New research indicates that fewer Americans are getting married than ever before. Results recently released by the Pew Research Center revealed that only 51 percent of adults in the United States are currently married.
For African-American women, the marriage rate is even lower.
According to the Joint Center for Political and Economic Studies, by the age of thirty nearly 81 percent of white women and 77 percent of Hispanics and Asians will marry, but that only 52 percent of black women will marry by that age.
In addition, black women are also the least likely to re-marry following divorce. Only 32 percent of black women will get married again within five years of divorce; that figure is 58 percent for white women and 44 percent for Hispanic women.
However, for Author and Life Coach LaKeshia Rivers Ekeigwe, African-American women should stay positive despite these statistics.
In her book, The Truth About Being Single, she professes her belief that marriage is a mind-game that can overcome even the most depressing circumstances: “In [my] book, the final chapter is called Never Give Up on Love. I have a lot of hope for those who would like to married— without a doubt.”
For black woman hoping to overcome what seems like impossible odds, she says: “I have hope that those who want to get married, will.”
Positive thinking aside, the obstacles black women face are steep.
“The demographics for African-Americans being unemployed is the highest out of all of the other races, which causes an immense amount of stress on the black male to maintain his family,” Relationship Coach and Author Roland Hinds told theGrio. “Although this is not representative of the entire African-American community, many men tend to abandon the family commitment because they are not able to hold the family together. They are afraid of looking like a failure.”
There are also historical reasons as to why marriage is not a stable tradition in our community.
Judge Lynn Toler, star of Divorce Court, said that African-Americans have placed less emphasis on the institution of marriage, because it was impossible to maintain during slavery.
However, today, Toler stresses the need for blacks to reassert importance of marriage.

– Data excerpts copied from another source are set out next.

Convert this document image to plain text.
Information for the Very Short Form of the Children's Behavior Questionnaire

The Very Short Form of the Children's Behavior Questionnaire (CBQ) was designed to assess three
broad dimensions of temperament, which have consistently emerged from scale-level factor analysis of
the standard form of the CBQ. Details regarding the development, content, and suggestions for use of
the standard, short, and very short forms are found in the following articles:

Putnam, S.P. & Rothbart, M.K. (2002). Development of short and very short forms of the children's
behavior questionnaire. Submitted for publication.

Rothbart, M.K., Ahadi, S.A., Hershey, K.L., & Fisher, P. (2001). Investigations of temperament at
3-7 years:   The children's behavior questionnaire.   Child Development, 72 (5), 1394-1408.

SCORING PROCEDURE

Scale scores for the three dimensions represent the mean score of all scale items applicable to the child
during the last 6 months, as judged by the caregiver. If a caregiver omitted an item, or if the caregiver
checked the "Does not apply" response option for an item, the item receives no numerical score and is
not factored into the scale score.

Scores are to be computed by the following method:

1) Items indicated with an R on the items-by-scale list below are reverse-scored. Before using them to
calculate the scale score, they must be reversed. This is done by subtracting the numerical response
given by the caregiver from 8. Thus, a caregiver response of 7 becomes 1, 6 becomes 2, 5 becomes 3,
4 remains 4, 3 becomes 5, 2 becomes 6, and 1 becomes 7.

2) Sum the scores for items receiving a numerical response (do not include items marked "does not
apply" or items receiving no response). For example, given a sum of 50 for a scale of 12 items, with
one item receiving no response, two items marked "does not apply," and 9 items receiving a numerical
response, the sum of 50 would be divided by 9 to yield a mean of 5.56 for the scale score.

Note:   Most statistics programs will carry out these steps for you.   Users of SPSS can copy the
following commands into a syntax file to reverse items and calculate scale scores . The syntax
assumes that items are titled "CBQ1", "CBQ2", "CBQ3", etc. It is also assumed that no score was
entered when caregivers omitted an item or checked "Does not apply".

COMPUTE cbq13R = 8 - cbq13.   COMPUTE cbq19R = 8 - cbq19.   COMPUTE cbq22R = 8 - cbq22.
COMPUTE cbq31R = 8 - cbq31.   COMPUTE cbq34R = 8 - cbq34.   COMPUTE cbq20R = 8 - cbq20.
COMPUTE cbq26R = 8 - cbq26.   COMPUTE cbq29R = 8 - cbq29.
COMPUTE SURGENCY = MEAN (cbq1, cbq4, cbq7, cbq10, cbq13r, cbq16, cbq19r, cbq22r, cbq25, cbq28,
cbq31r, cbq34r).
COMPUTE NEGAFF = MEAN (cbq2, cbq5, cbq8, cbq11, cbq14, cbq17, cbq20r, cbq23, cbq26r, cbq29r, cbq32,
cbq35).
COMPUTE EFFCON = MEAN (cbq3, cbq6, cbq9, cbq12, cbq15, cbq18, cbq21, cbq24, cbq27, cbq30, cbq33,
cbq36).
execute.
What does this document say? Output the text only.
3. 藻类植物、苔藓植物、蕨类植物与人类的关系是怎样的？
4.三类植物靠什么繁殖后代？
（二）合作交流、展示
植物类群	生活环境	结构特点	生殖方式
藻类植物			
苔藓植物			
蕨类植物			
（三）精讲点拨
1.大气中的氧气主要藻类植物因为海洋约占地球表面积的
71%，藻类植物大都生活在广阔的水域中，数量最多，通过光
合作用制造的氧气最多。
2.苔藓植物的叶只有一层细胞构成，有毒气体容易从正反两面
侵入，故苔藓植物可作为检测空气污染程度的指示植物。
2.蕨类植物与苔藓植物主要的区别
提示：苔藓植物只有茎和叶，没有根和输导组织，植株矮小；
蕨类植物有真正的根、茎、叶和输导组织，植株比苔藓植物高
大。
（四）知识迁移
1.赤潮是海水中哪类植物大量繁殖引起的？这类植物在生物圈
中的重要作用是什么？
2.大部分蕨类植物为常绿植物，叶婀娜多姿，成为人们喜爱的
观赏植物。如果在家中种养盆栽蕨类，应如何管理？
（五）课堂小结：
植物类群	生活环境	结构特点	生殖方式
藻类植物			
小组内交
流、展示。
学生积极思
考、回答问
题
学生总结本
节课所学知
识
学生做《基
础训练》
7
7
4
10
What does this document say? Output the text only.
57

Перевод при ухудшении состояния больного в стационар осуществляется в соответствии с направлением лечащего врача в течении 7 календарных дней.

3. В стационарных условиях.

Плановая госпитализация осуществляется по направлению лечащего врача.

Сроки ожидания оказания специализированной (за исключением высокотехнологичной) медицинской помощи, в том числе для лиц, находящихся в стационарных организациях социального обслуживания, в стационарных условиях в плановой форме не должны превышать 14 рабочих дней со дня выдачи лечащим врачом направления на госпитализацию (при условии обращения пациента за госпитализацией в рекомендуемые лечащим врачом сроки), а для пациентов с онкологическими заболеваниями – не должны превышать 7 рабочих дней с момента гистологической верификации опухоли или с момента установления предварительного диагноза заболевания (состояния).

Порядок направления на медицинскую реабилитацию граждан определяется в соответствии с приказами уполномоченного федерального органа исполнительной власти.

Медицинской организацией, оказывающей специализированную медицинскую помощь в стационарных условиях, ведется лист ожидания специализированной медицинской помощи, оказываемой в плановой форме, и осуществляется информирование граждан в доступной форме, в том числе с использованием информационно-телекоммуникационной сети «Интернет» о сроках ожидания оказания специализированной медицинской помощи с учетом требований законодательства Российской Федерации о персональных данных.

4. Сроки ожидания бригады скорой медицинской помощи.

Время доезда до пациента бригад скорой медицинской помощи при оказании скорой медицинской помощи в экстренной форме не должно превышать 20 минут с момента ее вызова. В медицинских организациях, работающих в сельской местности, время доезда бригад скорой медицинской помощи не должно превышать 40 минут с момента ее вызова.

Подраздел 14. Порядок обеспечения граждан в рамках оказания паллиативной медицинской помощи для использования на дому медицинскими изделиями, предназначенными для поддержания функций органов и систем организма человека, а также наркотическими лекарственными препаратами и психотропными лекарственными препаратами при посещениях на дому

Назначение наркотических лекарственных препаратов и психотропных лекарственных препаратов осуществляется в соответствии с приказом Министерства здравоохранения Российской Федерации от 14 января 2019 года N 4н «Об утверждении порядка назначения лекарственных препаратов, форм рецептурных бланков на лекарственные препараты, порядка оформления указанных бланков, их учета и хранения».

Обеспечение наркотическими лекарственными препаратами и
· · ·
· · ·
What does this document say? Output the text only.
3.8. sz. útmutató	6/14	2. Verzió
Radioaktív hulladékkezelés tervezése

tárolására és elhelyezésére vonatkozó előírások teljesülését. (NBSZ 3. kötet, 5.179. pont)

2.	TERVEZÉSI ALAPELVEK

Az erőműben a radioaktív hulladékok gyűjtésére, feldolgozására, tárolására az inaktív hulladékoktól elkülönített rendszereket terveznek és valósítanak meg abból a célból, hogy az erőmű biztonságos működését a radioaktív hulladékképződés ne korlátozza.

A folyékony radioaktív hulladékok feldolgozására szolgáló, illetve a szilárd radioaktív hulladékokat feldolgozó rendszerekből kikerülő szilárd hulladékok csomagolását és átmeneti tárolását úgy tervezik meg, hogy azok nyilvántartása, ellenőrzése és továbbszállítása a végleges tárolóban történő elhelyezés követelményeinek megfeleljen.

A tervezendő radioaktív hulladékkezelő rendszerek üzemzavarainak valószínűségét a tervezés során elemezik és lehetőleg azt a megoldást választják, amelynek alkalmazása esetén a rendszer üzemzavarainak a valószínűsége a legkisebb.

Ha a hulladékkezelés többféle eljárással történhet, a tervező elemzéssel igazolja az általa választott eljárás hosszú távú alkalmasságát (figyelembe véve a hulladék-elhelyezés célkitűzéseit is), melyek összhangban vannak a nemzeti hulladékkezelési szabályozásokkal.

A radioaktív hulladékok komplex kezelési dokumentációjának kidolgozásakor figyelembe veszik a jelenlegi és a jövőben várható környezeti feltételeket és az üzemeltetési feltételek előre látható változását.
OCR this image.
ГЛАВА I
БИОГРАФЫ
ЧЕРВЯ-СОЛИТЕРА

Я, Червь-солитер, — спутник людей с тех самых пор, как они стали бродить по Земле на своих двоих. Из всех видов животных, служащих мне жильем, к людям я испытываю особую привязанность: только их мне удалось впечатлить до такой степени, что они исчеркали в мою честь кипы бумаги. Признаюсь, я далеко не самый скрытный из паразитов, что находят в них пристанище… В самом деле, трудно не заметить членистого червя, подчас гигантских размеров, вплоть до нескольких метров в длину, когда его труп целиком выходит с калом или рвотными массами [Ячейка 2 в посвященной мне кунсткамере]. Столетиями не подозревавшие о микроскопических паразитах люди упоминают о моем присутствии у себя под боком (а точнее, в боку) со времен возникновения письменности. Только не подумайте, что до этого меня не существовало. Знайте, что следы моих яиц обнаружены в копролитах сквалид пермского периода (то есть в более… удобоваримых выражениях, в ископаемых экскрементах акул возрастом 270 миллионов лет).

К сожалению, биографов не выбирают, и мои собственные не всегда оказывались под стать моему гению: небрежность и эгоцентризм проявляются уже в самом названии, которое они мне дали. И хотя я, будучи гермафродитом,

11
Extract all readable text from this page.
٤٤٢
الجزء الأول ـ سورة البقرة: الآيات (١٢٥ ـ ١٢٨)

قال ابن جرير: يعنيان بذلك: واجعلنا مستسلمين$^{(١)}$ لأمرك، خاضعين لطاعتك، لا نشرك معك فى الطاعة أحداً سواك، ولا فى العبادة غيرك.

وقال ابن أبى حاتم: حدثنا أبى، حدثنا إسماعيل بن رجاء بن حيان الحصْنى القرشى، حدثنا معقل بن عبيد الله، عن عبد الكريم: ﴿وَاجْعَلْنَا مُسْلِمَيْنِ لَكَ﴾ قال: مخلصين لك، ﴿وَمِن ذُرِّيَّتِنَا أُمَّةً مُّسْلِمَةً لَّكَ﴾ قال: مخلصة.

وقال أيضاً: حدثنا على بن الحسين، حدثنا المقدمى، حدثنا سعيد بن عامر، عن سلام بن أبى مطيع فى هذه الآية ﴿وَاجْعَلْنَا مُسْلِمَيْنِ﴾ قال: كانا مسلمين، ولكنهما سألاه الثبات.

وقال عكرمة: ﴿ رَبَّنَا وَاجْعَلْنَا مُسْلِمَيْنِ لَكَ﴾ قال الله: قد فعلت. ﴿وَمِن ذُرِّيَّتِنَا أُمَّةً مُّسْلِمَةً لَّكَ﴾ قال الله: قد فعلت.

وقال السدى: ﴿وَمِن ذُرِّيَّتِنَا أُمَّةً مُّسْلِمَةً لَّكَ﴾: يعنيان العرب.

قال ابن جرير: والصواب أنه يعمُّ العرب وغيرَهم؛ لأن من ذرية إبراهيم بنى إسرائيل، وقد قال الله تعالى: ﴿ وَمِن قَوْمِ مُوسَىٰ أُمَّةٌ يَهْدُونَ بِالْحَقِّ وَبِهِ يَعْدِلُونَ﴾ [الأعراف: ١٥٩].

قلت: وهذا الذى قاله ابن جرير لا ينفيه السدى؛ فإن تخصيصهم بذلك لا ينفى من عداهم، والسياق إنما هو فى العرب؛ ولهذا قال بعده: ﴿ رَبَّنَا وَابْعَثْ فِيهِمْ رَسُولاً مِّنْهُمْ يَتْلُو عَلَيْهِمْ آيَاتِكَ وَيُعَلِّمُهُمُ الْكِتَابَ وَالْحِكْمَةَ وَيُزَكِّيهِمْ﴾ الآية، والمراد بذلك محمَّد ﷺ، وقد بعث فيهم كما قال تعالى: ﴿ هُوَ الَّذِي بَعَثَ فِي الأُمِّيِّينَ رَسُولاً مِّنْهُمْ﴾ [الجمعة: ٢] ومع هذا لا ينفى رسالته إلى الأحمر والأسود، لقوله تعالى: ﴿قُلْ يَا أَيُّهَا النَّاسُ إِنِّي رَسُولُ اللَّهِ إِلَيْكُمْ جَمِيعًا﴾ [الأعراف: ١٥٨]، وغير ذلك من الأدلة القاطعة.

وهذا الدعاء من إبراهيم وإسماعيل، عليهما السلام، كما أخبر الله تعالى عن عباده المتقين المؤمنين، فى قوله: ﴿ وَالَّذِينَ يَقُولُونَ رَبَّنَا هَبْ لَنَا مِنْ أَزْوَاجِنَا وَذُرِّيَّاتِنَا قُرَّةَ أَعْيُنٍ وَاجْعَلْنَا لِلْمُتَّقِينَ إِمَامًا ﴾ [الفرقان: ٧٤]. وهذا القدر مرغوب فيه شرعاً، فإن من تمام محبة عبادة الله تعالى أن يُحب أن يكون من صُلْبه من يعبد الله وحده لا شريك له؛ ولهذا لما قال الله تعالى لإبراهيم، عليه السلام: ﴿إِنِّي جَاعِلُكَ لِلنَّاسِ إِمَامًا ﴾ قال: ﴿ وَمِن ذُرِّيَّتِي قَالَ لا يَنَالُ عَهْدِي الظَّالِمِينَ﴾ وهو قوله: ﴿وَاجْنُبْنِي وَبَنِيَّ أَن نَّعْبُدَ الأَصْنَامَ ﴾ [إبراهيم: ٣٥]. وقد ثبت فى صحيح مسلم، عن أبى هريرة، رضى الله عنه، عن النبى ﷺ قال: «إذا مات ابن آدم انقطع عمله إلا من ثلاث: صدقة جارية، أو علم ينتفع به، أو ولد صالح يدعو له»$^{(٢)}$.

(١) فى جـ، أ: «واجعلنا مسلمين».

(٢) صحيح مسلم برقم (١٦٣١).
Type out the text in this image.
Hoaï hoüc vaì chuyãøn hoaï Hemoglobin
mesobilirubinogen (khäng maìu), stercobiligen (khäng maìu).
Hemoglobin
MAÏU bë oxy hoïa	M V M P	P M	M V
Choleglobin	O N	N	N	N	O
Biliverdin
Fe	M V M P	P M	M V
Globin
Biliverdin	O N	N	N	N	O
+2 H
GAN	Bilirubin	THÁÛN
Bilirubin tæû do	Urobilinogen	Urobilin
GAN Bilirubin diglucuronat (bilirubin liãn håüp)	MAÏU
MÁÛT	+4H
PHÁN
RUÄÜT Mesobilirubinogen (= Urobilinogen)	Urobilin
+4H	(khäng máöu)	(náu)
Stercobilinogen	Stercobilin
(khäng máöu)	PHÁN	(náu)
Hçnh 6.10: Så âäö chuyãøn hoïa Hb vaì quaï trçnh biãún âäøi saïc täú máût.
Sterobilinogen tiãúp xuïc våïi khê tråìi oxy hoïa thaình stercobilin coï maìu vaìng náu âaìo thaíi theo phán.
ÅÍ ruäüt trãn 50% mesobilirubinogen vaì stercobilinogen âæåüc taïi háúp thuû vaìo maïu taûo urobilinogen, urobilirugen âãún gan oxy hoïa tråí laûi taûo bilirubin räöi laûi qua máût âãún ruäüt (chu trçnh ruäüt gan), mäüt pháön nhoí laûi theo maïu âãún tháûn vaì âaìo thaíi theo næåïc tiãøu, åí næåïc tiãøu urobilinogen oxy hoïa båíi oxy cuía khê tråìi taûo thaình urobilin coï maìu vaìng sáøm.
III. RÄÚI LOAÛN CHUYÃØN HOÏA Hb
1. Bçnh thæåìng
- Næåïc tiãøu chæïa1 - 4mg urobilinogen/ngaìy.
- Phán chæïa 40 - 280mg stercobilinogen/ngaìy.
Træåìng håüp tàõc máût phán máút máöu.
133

“I saw in criminal court the ways of the young 18 and 19 and 20-year-olds, and I would hear stories about unstable families,” she told theGrio. “When I would ask them about what was going on at home, many times there was a mom who was vaguely there or a mom who had a rotating schedule of lovers that changed the rules every time they came by. This type of lifestyle is not conducive to pulling ourselves together.”
Yet instead of only looking at the downside, New York University Professor of Sociology Kathleen Gerson encouraged disgruntled men and women to look at the notions reflected in the decline of marriage.
Gerson told National Public Radio that this decline has costs and benefits: “If you want to look at the good news, what this is telling us, especially among young adults, is that people are waiting longer to get married. They’re taking time to get established in their own lives, to decide who they are, and what kind of partner they want.”
Gerson also noted that due to the rise of women in the workforce and the increasing equality between them and men in jobs means that both men and women have more choices.
However, some black women find that their education prevents them from meeting black men who match their social status.
Ekeigwe knows black women are aware of the numbers regarding black men and their plight in society: “The statistics on the number of black men who are undereducated, socioeconomically disadvantaged, and incarcerated really just mean that black women have a smaller pool of black men to choose from,” she told theGrio.
Despite the statistics, Ekeigwe is hopeful that African-American marriages will increase eventually.
“I’m a believer,” Ekeigew said. “I believe that as a society we can make decisions about what we want to do. We can’t continue to do what we have been doing and save marriage, but I think it is a decision that anyone can make [to be married].”
For African-Americans who would like to be married, Ekeigwe advised that they should live each daymaking themselves become the person possible, so when the right person does come along they will be ready.
“I think that society has devalued what marriage actually is,” she said. “I think people need to be more thoughtful about their future, and their expectations for marriage. They have to see themselves as a husband or a wife in order to attract the right person.”